No me convence esta fiebre por la automatización a cualquier precio. Intentar inyectar IA en sistemas heredados (software antiguo que sigue siendo crítico para la operación) es una receta para el colapso operativo. La deuda técnica que acumulan hoy será su principal pasivo financiero mañana. He visto directores de tecnología aprobando presupuestos millonarios en tokens de OpenAI mientras sus bases de datos siguen estructuradas en silos inamovibles. La IA no es una varita mágica; es un espejo que magnifica las ineficiencias existentes.

La ilusión de la rapidez competitiva

El mercado presiona por el time-to-market, el tiempo que tarda un producto desde su concepción hasta su comercialización. Pero esa prisa es el veneno que está matando a las empresas desde adentro. Muchos líderes corren por implementar asistentes inteligentes ignorando que no se puede automatizar un proceso que está roto desde su raíz.

Consideremos el caso de la banca regional en México o Colombia. Muchos aún operan sobre núcleos bancarios desarrollados hace 40 años. Intentar que estos sistemas interactúen con interfaces modernas de IA exige capas de middleware —software que conecta aplicaciones diferentes— que multiplican los puntos de falla exponencialmente. Cada nueva integración aumenta la complejidad. Cuando el sistema cae, el equipo técnico pasa el 90% del tiempo corrigiendo errores en lugar de innovar. Esto no es eficiencia, es un tapón de tráfico operativo.

Lo que pocos están viendo es que la verdadera ventaja no la tendrá quien instale primero el modelo más avanzado, sino quien tenga la disciplina de frenar. Aquellas organizaciones que hoy detengan la marcha para limpiar su casa, estandarizar sus datos y refactorizar sus sistemas superarán a sus competidores en 24 meses. La IA será el motor, pero hoy, la mayoría tiene un chasis que se desarmará en la primera curva.

Arquitectura sobre automatización

La ceguera directiva es total cuando se trata de entender el runway (meses de efectivo disponible antes de agotarse) afectado por el mantenimiento de la IA. No hablamos solo de licencias o costo de cómputo, sino de una escalada en los intereses de la deuda técnica que nadie incluye en sus hojas de cálculo. Cada sistema inteligente implementado es una nueva pieza que requiere actualización, monitoreo y validación constante.

Si la arquitectura no permite una integración fluida, el costo de mantener esa "inteligencia" superará cualquier margen de utilidad. He visto empresas en la región que reportan un EBITDA ajustado (beneficios antes de intereses, impuestos, depreciaciones y amortizaciones, sin contar gastos extraordinarios) impecable, mientras esconden un pasivo técnico que triplica el valor real de su infraestructura. Es una forma peligrosa de maquillar el balance general.

Mi lectura es distinta a la narrativa de Silicon Valley: el ganador de esta década no será el que implemente más IA, sino el que tenga la arquitectura más limpia. La infraestructura es el cimiento; la inteligencia es el techo. Construir el techo sobre cimientos de barro no es estrategia, es una apuesta suicida. Antes de invertir un dólar más en un modelo, los directivos deberían auditar sus bases de datos y la capacidad de sus equipos para gestionar sistemas modulares.
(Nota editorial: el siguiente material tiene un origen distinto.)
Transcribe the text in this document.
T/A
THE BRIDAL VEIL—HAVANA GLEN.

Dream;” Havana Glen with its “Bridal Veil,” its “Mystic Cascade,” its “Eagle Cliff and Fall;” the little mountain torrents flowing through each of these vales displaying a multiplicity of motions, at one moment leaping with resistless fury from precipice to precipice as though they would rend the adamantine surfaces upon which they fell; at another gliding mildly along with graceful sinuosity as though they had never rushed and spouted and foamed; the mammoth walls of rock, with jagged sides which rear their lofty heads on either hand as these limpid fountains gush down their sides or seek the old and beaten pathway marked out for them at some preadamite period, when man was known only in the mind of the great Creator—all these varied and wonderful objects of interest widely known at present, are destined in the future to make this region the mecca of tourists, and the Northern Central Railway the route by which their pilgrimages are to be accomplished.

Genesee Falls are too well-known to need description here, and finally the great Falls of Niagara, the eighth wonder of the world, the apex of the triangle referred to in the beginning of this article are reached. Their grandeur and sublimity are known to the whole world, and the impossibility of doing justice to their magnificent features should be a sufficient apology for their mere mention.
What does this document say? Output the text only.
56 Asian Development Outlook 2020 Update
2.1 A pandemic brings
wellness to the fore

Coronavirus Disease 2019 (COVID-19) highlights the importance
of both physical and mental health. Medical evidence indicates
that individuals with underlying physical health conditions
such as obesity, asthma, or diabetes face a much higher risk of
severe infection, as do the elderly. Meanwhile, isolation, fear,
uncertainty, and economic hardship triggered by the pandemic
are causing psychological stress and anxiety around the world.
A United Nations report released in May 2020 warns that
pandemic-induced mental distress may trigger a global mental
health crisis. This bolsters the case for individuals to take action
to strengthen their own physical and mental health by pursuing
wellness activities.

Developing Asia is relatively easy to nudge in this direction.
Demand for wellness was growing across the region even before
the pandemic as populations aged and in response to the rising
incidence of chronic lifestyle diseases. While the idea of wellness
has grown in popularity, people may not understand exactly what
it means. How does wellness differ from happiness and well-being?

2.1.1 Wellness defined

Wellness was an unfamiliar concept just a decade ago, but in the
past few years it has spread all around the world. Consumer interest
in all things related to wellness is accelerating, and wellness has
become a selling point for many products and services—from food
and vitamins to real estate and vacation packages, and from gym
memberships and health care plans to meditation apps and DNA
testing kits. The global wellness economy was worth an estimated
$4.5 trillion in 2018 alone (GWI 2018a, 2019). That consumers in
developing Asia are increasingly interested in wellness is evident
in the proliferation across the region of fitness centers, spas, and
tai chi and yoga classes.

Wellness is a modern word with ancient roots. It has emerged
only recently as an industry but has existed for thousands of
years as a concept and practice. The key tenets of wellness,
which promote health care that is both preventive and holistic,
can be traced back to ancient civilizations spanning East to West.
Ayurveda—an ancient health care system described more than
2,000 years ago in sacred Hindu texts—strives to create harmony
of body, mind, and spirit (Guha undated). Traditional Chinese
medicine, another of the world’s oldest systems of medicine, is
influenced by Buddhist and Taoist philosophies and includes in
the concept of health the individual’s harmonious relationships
Si no pueden actualizar un módulo sin romper otros tres, no están listos para la IA.

Aquí mi apuesta: en 18 meses, las empresas que hoy priorizan la limpieza de sus sistemas reportarán una rentabilidad operativa un 20% superior a aquellas que lanzaron soluciones sobre arquitecturas obsoletas. Estas últimas, para finales de 2026, estarán obligadas a realizar ajustes presupuestarios masivos para cubrir el costo operativo de mantener sistemas inteligentes que no saben gestionar. No hay atajos hacia la eficiencia.